Episodes
Saturday Jul 23, 2016
Gems in the Gospel of John - Part 39
Saturday Jul 23, 2016
Saturday Jul 23, 2016
Part 39 - John 9:38
A journey to faith
This chapter 9 contains the wonderful story of the blind man’s journey to faith. It gives us one of the best of all the stories of the Gospels rated as stories and he stands out as one of the most interesting people of all those that Jesus met. It is too long a passage for me to read it all out so do find a Bible and read it for yourself.
He is quite a character this blind man. Being able to see for the first time will have been quite a difficult experience. Mark tells us about another man who saw for the first time and says that at first he confused men and trees. Only a day or two later this man John tells us about gets hauled in front of a group of learned men who try to trip him up with their questions. But he is having none of it. He answers back in a very clever but straightforward, blunt and truthful way. He is careful not to say anything that can make matters worse for Jesus. He minimizes the number of things that Jesus did on the Sabbath as much as possible. He does not implicate him in anything he thought to be dangerous.
Through it all he comes to faith. Like many people he comes through a journey taking several days. There is a tendency in many quarters to think that coming to faith ought to happen in an instant, on one occasion, but it is not so for many people. Like this guy we may get there only in days, or weeks, months or even years. Our faith is no less valid for that; in fact it may even be stronger.
We can trace where he had got to on his journey by the things he calls Jesus. In verse 11 he says ‘the man called Jesus’. In verse 17 he says ‘he is a prophet’. In verse 33 he is ‘ this man from God’. In verse 38, having been told that Jesus is ‘the Son of Man’ he says ‘Lord, I believe’.
In it all he demonstrates three of the major things Jesus said about himself. These are: I am the light of the world; I am the way, the truth and the life; and I am the resurrection and the life.
The most obvious of these is the first – with a twist. It is all very well Jesus being the light of the world, but what about us? Is he also the light of the individual believer? Yes, he is, and never more so than to this blind man to whom he gave sight. That will have been light flooding into his life not only spiritually but also very physically. And, of course, that is a picture for us, for you, for me. John has recorded how Jesus brought light to the lives of Nicodemus, the learned man, to the woman at the well, the country woman, to the cripple by the Bethesda pool, and to many people on a hillside in Galilee. But this one trumps them all. No one got more light and made better use of it than this guy.

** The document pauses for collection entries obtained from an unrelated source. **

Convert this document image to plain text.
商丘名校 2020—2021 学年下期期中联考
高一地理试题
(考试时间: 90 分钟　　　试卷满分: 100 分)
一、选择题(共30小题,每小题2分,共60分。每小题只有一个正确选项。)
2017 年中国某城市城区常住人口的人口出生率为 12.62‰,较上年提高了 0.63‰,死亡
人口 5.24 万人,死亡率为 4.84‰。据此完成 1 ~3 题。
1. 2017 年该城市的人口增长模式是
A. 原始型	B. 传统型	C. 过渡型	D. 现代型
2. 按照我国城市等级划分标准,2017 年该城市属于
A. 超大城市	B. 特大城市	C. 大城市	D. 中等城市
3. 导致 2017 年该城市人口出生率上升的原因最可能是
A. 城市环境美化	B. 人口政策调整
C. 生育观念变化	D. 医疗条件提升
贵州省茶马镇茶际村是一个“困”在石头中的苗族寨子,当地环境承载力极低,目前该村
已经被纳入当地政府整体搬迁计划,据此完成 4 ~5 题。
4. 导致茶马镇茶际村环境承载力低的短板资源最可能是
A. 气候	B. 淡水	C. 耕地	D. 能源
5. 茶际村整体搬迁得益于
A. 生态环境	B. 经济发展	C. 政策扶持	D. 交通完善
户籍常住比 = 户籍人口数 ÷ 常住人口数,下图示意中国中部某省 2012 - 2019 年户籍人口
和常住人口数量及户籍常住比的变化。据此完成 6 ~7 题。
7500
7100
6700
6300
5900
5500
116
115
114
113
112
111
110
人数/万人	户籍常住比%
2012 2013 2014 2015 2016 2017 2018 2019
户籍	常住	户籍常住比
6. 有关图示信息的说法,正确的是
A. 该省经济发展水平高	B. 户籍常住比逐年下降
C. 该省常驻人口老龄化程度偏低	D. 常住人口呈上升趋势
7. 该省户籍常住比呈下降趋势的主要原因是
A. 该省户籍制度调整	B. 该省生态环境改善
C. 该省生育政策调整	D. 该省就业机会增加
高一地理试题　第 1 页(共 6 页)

The second thing this story illustrates is the value of truth. In the often forgotten verses that follow 3:16 John says “For everyone who does wicked things hates the light and does not come to the light, lest his works should be exposed. But whoever does what is true comes to the light, so that it may be clearly seen that his works have been carried out in God.” This guy came to the light, willingly and eagerly. We don’t know what his background was but the way he carried himself after he entered the light suggests it was very good. He pursued the truth. I think we can assume that he was also good at finding the way and the life in the days and years after this encounter he had with the Lord of the Universe.

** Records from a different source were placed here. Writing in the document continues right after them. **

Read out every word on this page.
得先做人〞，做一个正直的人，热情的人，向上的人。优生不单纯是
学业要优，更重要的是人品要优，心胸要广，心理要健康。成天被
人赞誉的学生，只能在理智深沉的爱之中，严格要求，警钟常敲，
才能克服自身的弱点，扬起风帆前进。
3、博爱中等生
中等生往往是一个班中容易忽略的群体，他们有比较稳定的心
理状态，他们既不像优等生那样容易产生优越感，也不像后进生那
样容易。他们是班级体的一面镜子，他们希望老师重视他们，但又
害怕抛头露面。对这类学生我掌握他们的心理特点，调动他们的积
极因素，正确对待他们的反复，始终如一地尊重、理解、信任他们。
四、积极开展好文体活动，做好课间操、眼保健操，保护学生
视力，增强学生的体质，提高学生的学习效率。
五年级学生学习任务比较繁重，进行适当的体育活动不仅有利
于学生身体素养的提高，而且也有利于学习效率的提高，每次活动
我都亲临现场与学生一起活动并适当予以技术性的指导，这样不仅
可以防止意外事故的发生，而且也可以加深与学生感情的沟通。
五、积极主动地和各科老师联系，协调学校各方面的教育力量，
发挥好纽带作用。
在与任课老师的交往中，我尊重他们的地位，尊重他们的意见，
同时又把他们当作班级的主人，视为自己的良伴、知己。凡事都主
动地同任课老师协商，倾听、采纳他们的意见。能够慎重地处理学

The third thing is perhaps a little more difficult to see. When challenged about the things he was saying he said, “Why, this is an amazing thing! You do not know where he comes from, and yet he opened my eyes. … Never since the world began has it been heard that anyone opened the eyes of a man born blind. If this man were not from God, he could do nothing.” That is he said, “look at the facts; he opened my eyes; you can argue all you like but I know what is what because he opened my eyes.” Ultimately if we are challenged about our faith we too must go back to the facts. Two in particular are important. One is the resurrection of Jesus. It stands there in history, a better attested fact than the existence of Julius Caesar, or 1066 (sorry, those of you who are not British – it is the date of the defeat of the Old English by the Normans, the last successful invasion of these islands by a conqueror). But the resurrection can be challenged and is challenged by many people because it seems so unlikely and happened so long ago. The other fact that stands in our history – if we have set out to follow Jesus – is the effect it has had in our lives.
A lovely story is told of a Welsh miner who was converted and began to follow Jesus. Some of his fellow workers teased him rather mercilessly. One day they asked him in jest, “you don’t really believe that Jesus changed water into wine, do you?” The man’s reply was, “ I don’t really know whether Jesus turned water into wine,; I wasn’t there. But this I do know, in my house Jesus changed beer into furniture.” That refers to the second half of what Jesus said. If we can’t be convincing enough about the resurrection before an unbeliever we can be about the second part. Jesus said, “I am the life” and that ‘life’ can be demonstrated in our life.
Jesus was light, truth and life to the man who had been blind. He is still light, truth and life to us if we let him.